El fútbol femenino de Mendoza puede explotar de orgullo. La lista mundialista de Germán Portanova tiene a tres futbolistas nacidas en la provincia, con lo que eso significa en un contexto tan amateur y donde, más allá de todos los avances, todavía hay mucho por hacer. A pocos días de la cita de Australia-Nueva Zelanda, las historias de Estefanía Banini, Julieta Cruz y Chiara Singarella emergen y se dan a conocer como nunca.
De Banini se sabe mucho en el ambiente futbolero: durante largos años no sólo fue la máxima exponente mendocina, sino también una figura nacional en el exterior. Después de su iniciación en tierras mendocinas, pasó por Colo Colo, Washington Spirit (Estados Unidos), Valencia, Levante y Atlético Madrid (los últimos tres, de España).

Durante su formación, la volante creativa tuvo que lidiar con algo que también le sucedió en General Alvear a Julieta Cruz: no poder jugar torneos importantes ante el poco desarrollo del fútbol femenino, a la vez de la negativa de jugar con varones. “Yo solo quería jugar, no era demasiado consciente de la discriminación que sufría”, contó Banini en varias entrevistas.
El punto de conexión con Cruz es muy simular. En el sur provincial, la rama femenina estaba lejos de contar con una competencia estable. «Qué te pensás, que tu hija va a ser Maradona», le dijeron a Alejandra Navarrete, la mamá de Juli, cuando luchaba porque le permitieran jugar con varones en el fútbol infantil.

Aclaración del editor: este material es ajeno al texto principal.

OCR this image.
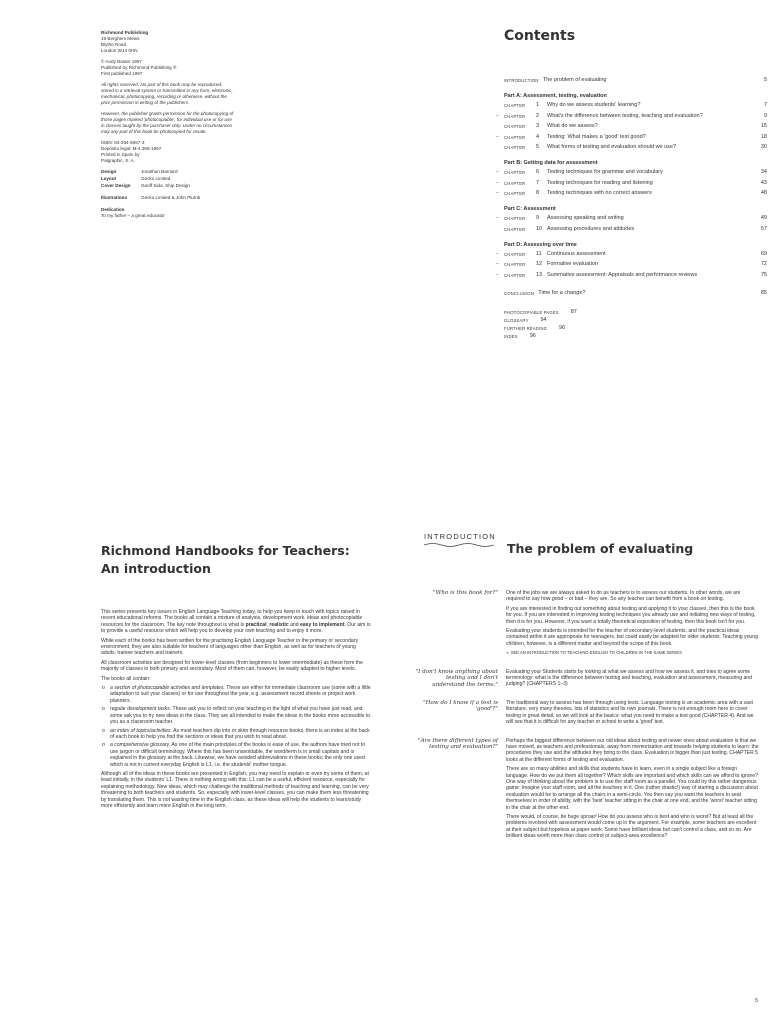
Richmond Publishing
19 Berghem Mews
Blythe Road
London W14 0HN

© Andy Baxter 1997
Published by Richmond Publishing ®
First published 1997

All rights reserved. No part of this book may be reproduced, stored in a retrieval system or transmitted in any form, electronic, mechanical, photocopying, recording or otherwise, without the prior permission in writing of the publishers.

However, the publisher grants permission for the photocopying of those pages marked 'photocopiable', for individual use or for use in classes taught by the purchaser only. Under no circumstances may any part of this book be photocopied for resale.

ISBN: 84-294-5067-3
Depósito legal: M-4.358-1997
Printed in Spain by
Palgraphic, S. A.

Design	Jonathan Barnard
Layout	Gecko Limited
Cover Design	Geoff Sida, Ship Design
Illustrations	Gecko Limited & John Plumb

Dedication
To my father – a great educator

Contents
INTRODUCTION: The problem of evaluating	5
Part A: Assessment, testing, evaluation
CHAPTER	1	Why do we assess students' learning?	7
– CHAPTER	2	What's the difference between testing, teaching and evaluation?	9
CHAPTER	3	What do we assess?	15
– CHAPTER	4	Testing: What makes a 'good' test good?	18
CHAPTER	5	What forms of testing and evaluation should we use?	30
Part B: Getting data for assessment
– CHAPTER	6	Testing techniques for grammar and vocabulary	34
– CHAPTER	7	Testing techniques for reading and listening	43
– CHAPTER	8	Testing techniques with no correct answers	48
Part C: Assessment
– CHAPTER	9	Assessing speaking and writing	49
CHAPTER	10 Assessing procedures and attitudes	57
Part D: Assessing over time
– CHAPTER	11 Continuous assessment	69
– CHAPTER	12 Formative evaluation	72
– CHAPTER	13 Summative assessment: Appraisals and performance reviews	75
CONCLUSION: Time for a change?	85
PHOTOCOPIABLE PAGES	87
GLOSSARY	94
FURTHER READING	96
INDEX	96
Richmond Handbooks for Teachers:
An introduction

This series presents key issues in English Language Teaching today, to help you keep in touch with topics raised in recent educational reforms. The books all contain a mixture of analysis, development work, ideas and photocopiable resources for the classroom. The key note throughout is what is practical, realistic and easy to implement. Our aim is to provide a useful resource which will help you to develop your own teaching and to enjoy it more.

While each of the books has been written for the practising English Language Teacher in the primary or secondary environment, they are also suitable for teachers of languages other than English, as well as for teachers of young adults, trainee teachers and trainers.

All classroom activities are designed for lower-level classes (from beginners to lower intermediate) as these form the majority of classes in both primary and secondary. Most of them can, however, be easily adapted to higher levels.

The books all contain:

o a section of photocopiable activities and templates. These are either for immediate classroom use (some with a little adaptation to suit your classes) or for use throughout the year, e.g. assessment record sheets or project work planners.
o regular development tasks. These ask you to reflect on your teaching in the light of what you have just read, and some ask you to try new ideas in the class. They are all intended to make the ideas in the books more accessible to you as a classroom teacher.
o an index of topics/activities. As most teachers dip into or skim through resource books, there is an index at the back of each book to help you find the sections or ideas that you wish to read about.
o a comprehensive glossary. As one of the main principles of the books is ease of use, the authors have tried not to use jargon or difficult terminology. Where this has been unavoidable, the word/term is in small capitals and is explained in the glossary at the back. Likewise, we have avoided abbreviations in these books; the only one used which is not in current everyday English is L1, i.e. the students' mother tongue.

Although all of the ideas in these books are presented in English, you may need to explain or even try some of them, at least initially, in the students' L1. There is nothing wrong with this: L1 can be a useful, efficient resource, especially for explaining methodology. New ideas, which may challenge the traditional methods of teaching and learning, can be very threatening to both teachers and students. So, especially with lower-level classes, you can make them less threatening by translating them. This is not wasting time in the English class, as these ideas will help the students to learn/study more efficiently and learn more English in the long term.

INTRODUCTION
The problem of evaluating
"Who is this book for?"	One of the jobs we are always asked to do as teachers is to assess our students. In other words, we are required to say how good – or bad – they are. So any teacher can benefit from a book on testing.

If you are interested in finding out something about testing and applying it to your classes, then this is the book for you. If you are interested in improving testing techniques you already use and initiating new ways of testing, then it is for you. However, if you want a totally theoretical exposition of testing, then this book isn't for you.

Evaluating your students is intended for the teacher of secondary-level students, and the practical ideas contained within it are appropriate for teenagers, but could easily be adapted for older students. Teaching young children, however, is a different matter and beyond the scope of this book.

➪ SEE AN INTRODUCTION TO TEACHING ENGLISH TO CHILDREN IN THE SAME SERIES

"I don't know anything about testing and I don't understand the terms."

Evaluating your Students starts by looking at what we assess and how we assess it, and tries to agree some terminology: what is the difference between testing and teaching, evaluation and assessment, measuring and judging? (CHAPTERS 1–3)

"How do I know if a test is 'good'?"

The traditional way to assess has been through using tests. Language testing is an academic area with a vast literature, very many theories, lots of statistics and its own journals. There is not enough room here to cover testing in great detail, so we will look at the basics: what you need to make a test good (CHAPTER 4). And we will see that it is difficult for any teacher or school to write a 'good' test.

"Are there different types of testing and evaluation?"

Perhaps the biggest difference between our old ideas about testing and newer ones about evaluation is that we have moved, as teachers and professionals, away from memorisation and towards helping students to learn: the procedures they use and the attitudes they bring to the class. Evaluation is bigger than just testing. CHAPTER 5 looks at the different forms of testing and evaluation.

There are so many abilities and skills that students have to learn, even in a single subject like a foreign language. How do we put them all together? Which skills are important and which skills can we afford to ignore? One way of thinking about the problem is to use the staff room as a parallel. You could try this rather dangerous game: Imagine your staff room, and all the teachers in it. One (rather drastic!) way of starting a discussion about evaluation would be to arrange all the chairs in a semi-circle. You then say you want the teachers to seat themselves in order of ability, with the 'best' teacher sitting in the chair at one end, and the 'worst' teacher sitting in the chair at the other end.

There would, of course, be huge uproar! How do you assess who is best and who is worst? But at least all the problems involved with assessment would come up in the argument. For example, some teachers are excellent at their subject but hopeless at paper work. Some have brilliant ideas but can't control a class, and so on. Are brilliant ideas worth more than class control or subject-area excellence?

5
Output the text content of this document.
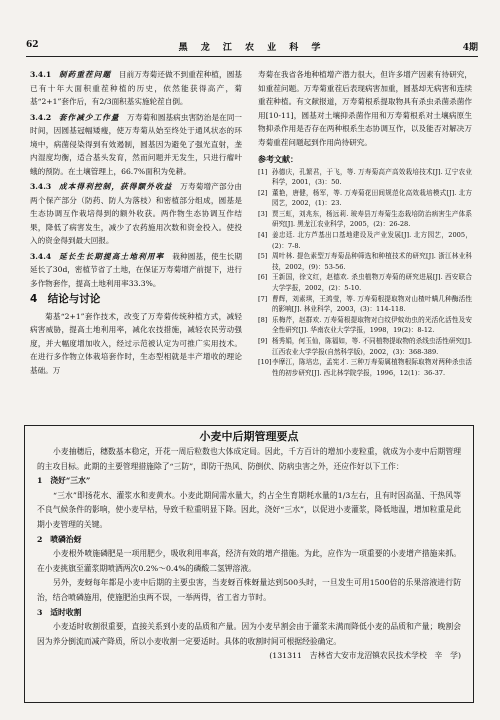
62	黑 龙 江 农 业 科 学	4期

3.4.1　 制药重茬问题　 目前万寿菊还做不到重茬种植，圆基已有十年大面积重茬种植的历史，依然能获得高产，菊基“2+1”套作后，有2/3面积基实施轮茬自倒。

3.4.2　 套作减少工作量　 万寿菊和圆基病虫害防治是在同一时间，因圆基冠幅矮瘦，使万寿菊从始至终处于通风状态的环境中，病菌侵染得到有效遏制，圆基因为避免了强光直射，垄内湿度均衡，适合基头发育，然而问题并无发生，只进行瘤叶蛾的预防。在土壤管理上，66.7%面积为免耕。

3.4.3　 成本得利控制，获得额外收益　 万寿菊增产部分由两个保产部分（防药、防人为落枝）和密植部分组成，圆基是生态协调互作栽培得到的额外收获。两作物生态协调互作结果，降低了病害发生，减少了农药施用次数和资金投入。使投入的资金得到最大回报。

3.4.4　 延长生长期提高土地利用率　 栽种圆基，使生长期延长了30d，密植节省了土地，在保证万寿菊增产前提下，进行多作物套作，提高土地利用率33.3%。

4　结论与讨论

菊基“2+1”套作技术，改变了万寿菊传统种植方式，减轻病害威胁，提高土地利用率，减化农技措施，减轻农民劳动强度，并大幅度增加收入，经过示范被认定为可推广实用技术。在进行多作物立体栽培套作时，生态型相就是丰产增收的理论基础。万

寿菊在我省各地种植增产潜力很大，但许多增产因素有待研究，如重茬问题。万寿菊重茬后表现病害加重，圆基却无病害和连续重茬种植。有文献报道，万寿菊根系提取物具有杀虫杀菌杀菌作用[10-11]，圆基对土壤抑杀菌作用和万寿菊根系对土壤病原生物抑杀作用是否存在两种根系生态协调互作，以及能否对解决万寿菊重茬问题起到作用尚待研究。

参考文献：
[1] 孙德庆，孔繁君，于飞，等. 万寿菊高产高效栽培技术[J]. 辽宁农业科学，2001，(3)：50.
[2] 董艳，唐健，杨军，等. 万寿菊花田间规范化高效栽培模式[J]. 北方园艺，2002，(1)：23.
[3] 贾三虹，刘兆东，杨远莉. 玻寿县万寿菊生态栽培防治病害生产体系研究[J]. 黑龙江农业科学，2005，(2)：26-28.
[4] 姜忠廷. 北方芦基出口基地建设及产业发展[J]. 北方园艺，2005，(2)：7-8.
[5] 周叶林. 提色素型万寿菊品种筛选和种植技术的研究[J]. 浙江林业科技，2002，(9)：53-56.
[6] 王新国，徐文红，赵德欢. 杀虫植物万寿菊的研究进展[J]. 西安联合大学学报，2002，(2)：5-10.
[7] 曹辉，刘素琪，王鸿莹，等. 万寿菊根提取物对山楂叶螨几种酶活性的影响[J]. 林业科学，2003，(3)：114-118.
[8] 乐梅芹，赵群欢. 万寿菊根提取物对白纹伊蚊幼虫的光活化活性及安全性研究[J]. 华南农业大学学报，1998，19(2)：8-12.
[9] 杨秀娟，何玉仙，陈福如，等. 不同植物提取物的杀线虫活性研究[J]. 江西农业大学学报(自然科学版)，2002，(3)：368-389.
[10] 李摩江，陈培忠，孟宪才. 三种万寿菊属植物根际取物对两种杀虫活性的初步研究[J]. 西北林学院学报，1996，12(1)：36-37.
小麦中后期管理要点
小麦抽穗后，穗数基本稳定，开花一周后粒数也大体成定局。因此，千方百计的增加小麦粒重，就成为小麦中后期管理的主攻目标。此期的主要管理措施除了“三防”，即防干热风、防倒伏、防病虫害之外，还应作好以下工作：
1　浇好“三水”
“三水”即扬花水、灌浆水和麦黄水。小麦此期间需水量大，约占全生育期耗水量的1/3左右，且有时因高温、干热风等不良气候条件的影响，使小麦早枯，导致千粒重明显下降。因此，浇好“三水”，以促进小麦灌浆，降低地温，增加粒重是此期小麦管理的关键。
2　喷磷治蚜
小麦根外喷施磷肥是一项用肥少，吸收利用率高，经济有效的增产措施。为此，应作为一项重要的小麦增产措施来抓。在小麦挑旗至灌浆期喷洒两次0.2%～0.4%的磷酸二氢钾溶液。
另外，麦蚜每年都是小麦中后期的主要虫害，当麦蚜百株蚜量达到500头时，一旦发生可用1500倍的乐果溶液进行防治，结合喷磷施用，使施肥治虫两不误，一举两得，省工省力节时。
3　适时收割
小麦适时收割很重要，直接关系到小麦的品质和产量。因为小麦早割会由于灌浆未满而降低小麦的品质和产量；晚割会因为养分倒流而减产降质，所以小麦收割一定要适时。具体的收割时间可根据经验确定。
(131311　吉林省大安市龙沼镇农民技术学校　辛　学)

Unos visionarios aquellos dirigentes: no llegó a ser Maradona, pero sí una de las pocas futbolistas que podrá decir que jugó en River y en Boca (con las Gladiadoras ganó todo) y que, además de la última Copa América, ahora jugará un Mundial con Argentina. Antes, Cruz y su familia se las ingeniaron para que, mientras alternaba sus partidos y entrenamientos de básquet, viajara a jugar algunos torneos, por ejemplo con Huracán Las Heras.
Cruz y Chiara Singarella también se conectan en un detalle no menor: su pasión por otro deporte. La habitual lateral derecho amaba también el básquet, como Singarella lo hacía conel Handball. La más joven de las mendocinas convocadas llegó a jugar en la Selección Argentina de Balonmano y, llevado el momento, tuvo que tomar la decisión de inclinarse por una de las dos disciplinas.

La pasión por el fútbol pudo más, siendo también una decisión de vida, ya que se fue reclutada por la Kennesaw University de Estados Unidos.